Nachrichten gibt es nicht mehr, erklärt er, nur einen blassen Ansager, der sich von Konserve zu Konserve hangelt, lauter lustige Filme und Musikparaden, wohl zur Beruhigung des Volkes. Welches Volkes könnte man fragen; aber wenn nichts mehr zu machen ist, dann kann man wohl nur noch beruhigen.

Dazwischen immer wieder das winzige Filmchen mit den Vorsichtsmaßnahmen, lachhaft, eine Papiermaske soll man tragen und nichts berühren, draußen, und wenn man doch etwas berührt hat, mit Desinfektionsmittel duschen; alle haben sich daran gehalten und jetzt sind alle tot.

Dann kommen die anderen 3 vom Säuberungstrupp, wir ziehen schon lang keine Schutzanzüge mehr an und keine Papiermasken, wir müßten schon lange tot sein und leben doch und keiner kann uns sagen, warum.

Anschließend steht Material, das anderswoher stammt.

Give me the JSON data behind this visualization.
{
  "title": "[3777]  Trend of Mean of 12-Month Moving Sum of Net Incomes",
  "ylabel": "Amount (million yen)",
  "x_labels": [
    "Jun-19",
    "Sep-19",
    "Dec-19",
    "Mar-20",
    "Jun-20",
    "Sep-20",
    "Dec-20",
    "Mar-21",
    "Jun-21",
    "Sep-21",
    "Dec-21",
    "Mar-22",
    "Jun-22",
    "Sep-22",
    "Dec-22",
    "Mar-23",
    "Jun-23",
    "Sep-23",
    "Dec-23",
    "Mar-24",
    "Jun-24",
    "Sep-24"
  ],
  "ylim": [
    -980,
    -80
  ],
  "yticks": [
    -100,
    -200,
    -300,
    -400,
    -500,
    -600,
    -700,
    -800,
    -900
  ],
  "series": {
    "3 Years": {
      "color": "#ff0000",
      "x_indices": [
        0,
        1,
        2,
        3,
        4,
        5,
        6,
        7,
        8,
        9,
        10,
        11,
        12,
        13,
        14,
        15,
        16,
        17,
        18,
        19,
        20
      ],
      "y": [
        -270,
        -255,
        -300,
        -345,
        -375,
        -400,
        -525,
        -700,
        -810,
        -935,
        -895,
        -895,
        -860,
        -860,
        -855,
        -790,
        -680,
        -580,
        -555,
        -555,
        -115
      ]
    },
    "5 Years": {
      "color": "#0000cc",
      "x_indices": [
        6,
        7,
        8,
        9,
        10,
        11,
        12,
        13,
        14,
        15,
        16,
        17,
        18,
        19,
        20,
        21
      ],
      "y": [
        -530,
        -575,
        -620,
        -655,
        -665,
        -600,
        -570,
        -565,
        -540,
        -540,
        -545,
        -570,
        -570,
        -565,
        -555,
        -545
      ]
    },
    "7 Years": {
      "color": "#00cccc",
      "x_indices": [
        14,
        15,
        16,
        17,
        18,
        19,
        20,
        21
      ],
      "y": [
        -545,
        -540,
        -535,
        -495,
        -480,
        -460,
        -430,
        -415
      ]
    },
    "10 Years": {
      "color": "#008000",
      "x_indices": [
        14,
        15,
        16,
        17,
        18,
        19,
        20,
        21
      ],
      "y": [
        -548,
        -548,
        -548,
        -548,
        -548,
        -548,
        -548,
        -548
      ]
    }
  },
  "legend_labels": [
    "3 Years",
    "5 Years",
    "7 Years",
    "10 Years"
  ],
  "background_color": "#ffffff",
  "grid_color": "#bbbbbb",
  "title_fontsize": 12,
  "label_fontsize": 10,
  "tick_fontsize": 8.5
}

Wir holen die Leichen aus den Ecken, stecken sie in Säcke und ziehen sie auf Leiterwagen an die dafür ausgeschriebenen Abholplätze; die Lastwägen kommen auch immer seltener, aber sie kommen noch.

Wo die Autos bloss alle geblieben sind, haben wir uns gefragt, kein einziger Privatwagen zu sehen in dieser Stadt, wo es sonst doch nie Parkplätze gegeben hat, aber jetzt fragen wir uns nicht mehr: Man gewöhnt sich an alles. Auch wenn es praktischer wäre als diese Leiterwägen.

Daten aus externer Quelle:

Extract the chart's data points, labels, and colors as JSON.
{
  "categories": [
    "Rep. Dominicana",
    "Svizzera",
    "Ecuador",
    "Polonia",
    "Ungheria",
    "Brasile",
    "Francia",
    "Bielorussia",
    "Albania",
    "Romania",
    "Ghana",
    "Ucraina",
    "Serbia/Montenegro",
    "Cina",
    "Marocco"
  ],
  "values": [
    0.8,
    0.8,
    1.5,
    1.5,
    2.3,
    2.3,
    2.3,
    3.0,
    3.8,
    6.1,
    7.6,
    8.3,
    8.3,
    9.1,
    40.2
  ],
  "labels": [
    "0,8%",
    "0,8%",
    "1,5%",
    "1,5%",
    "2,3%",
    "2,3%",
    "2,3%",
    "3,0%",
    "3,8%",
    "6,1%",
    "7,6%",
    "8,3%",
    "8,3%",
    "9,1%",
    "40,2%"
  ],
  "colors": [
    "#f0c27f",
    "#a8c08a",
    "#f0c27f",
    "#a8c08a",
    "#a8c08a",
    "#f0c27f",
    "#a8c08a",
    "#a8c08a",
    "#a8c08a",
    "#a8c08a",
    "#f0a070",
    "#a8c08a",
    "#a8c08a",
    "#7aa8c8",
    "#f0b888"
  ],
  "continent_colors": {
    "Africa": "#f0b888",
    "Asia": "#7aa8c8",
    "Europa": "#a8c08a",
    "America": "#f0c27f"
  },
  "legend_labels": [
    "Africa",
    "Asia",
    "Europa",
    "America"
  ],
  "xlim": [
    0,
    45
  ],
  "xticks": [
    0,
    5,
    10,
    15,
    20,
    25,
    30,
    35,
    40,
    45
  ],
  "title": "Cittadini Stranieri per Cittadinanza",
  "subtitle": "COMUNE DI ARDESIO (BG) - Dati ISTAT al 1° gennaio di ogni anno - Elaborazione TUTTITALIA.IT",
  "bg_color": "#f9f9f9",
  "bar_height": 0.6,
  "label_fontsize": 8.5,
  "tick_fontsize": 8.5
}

Wenn alle Insektenmenschenleichen draußen sind, wird das Haus desinfiziert, da braucht man dann doch einen Atemschutz, das Zeug verätzt sonst alles. Dann weiter zum nächsten Haus; wir hören den Hubschrauber und verstecken uns schnell: Aus dem Hubschrauber erschießen sie die Kranken, zum Schutz für uns alle, wie es im Fernsehen hieß, aber bald war klar, dass die Unterscheidung zwischen krank und gesund aus dem Hubschrauber wohl nicht so leicht fällt.

Dann ist das Tagespensum erledigt, und ich lade alle zum Essen ein; alle Geschäfte stehen offen und Konserven gibt es reichlich, für viele Jahre. Wir sitzen um den Tisch und reden sehnsüchtig vom Frühling, dass wir dann alle weiter an den Stadtrand ziehen und Gemüse und Obst ziehen wollen in den Gärten, damit man nicht immer Dosenfutter essen muss.